A Phase IA, Open-label, Dose-escalating Study of PTK787/ZK 222584 Administered Orally on a Continuous Dosing Schedule in Patients with Advanced Cancer

Background: PTK787/ZK 222584 (PTK/ZK) offers a novel approach to inhibit tumour angiogenesis. Patients and Methods: This study characterized the safety, tolerability, biological activity and pharmacokinetic profile of PTK/ZK, while determining the optimum dose. Seventy-one patients with advanced cancer were enrolled to receive once daily dosing. Pharmacokinetic, dynamic contrast enhanced magnetic resonance imaging and safety assessments were performed, along with measurement of soluble markers. Patients were treated until they had unacceptable toxicity and/or disease progression. Results: Twenty-nine patients were assessable for maximum tolerated dose (MTD) determination, but no MTD was established; only two patients experienced dose limiting toxicities.

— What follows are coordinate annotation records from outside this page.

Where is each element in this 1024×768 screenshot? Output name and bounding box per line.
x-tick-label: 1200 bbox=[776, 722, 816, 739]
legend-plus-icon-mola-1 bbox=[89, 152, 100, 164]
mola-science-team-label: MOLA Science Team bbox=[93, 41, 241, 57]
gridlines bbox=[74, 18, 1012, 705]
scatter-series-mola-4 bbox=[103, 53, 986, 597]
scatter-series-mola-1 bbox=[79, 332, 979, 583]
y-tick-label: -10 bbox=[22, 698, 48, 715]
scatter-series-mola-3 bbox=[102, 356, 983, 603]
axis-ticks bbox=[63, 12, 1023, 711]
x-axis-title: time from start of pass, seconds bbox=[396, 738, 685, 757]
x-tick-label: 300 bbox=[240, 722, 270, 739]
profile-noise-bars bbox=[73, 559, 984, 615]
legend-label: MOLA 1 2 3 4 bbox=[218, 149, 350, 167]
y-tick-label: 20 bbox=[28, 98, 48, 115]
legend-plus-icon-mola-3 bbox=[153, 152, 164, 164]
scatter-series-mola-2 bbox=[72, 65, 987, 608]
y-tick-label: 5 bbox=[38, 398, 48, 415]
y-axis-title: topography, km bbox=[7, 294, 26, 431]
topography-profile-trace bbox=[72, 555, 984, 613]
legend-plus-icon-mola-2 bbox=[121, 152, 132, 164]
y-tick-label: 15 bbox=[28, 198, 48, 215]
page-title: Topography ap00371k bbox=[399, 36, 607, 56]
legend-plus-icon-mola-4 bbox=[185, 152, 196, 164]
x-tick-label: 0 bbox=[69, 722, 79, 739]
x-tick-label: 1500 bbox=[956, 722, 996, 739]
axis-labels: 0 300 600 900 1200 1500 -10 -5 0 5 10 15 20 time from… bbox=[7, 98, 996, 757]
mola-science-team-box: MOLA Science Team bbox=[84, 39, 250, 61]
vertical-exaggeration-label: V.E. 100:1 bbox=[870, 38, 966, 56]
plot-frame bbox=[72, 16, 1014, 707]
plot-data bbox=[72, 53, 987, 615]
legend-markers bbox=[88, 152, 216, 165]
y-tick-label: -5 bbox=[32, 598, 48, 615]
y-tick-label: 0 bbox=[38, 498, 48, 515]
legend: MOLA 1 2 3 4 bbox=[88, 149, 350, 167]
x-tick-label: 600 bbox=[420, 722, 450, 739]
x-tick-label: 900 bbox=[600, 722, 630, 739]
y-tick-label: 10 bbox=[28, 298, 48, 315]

PTK/ZK was well tolerated with only nine patients experiencing serious adverse events suspected to be PTK/ZK related, but no objective tumour response was observed; 34% had stable disease and 48% had progressive disease. In addition, PTK/ZK was rapidly absorbed with a maximum concentration occurring 2 hours post-dosing. Vascular endothelial growth factor and basic fibroblastic growth factor were good predictors of best tumour response, as was the MRI bidirectional transfer constant on day 2 of treatment. Conclusion: An MTD was not reached in this study but, based on these data and findings from other studies, 1200 mg was found to be the optimum dose of PTK/ZK for patients with advanced cancer.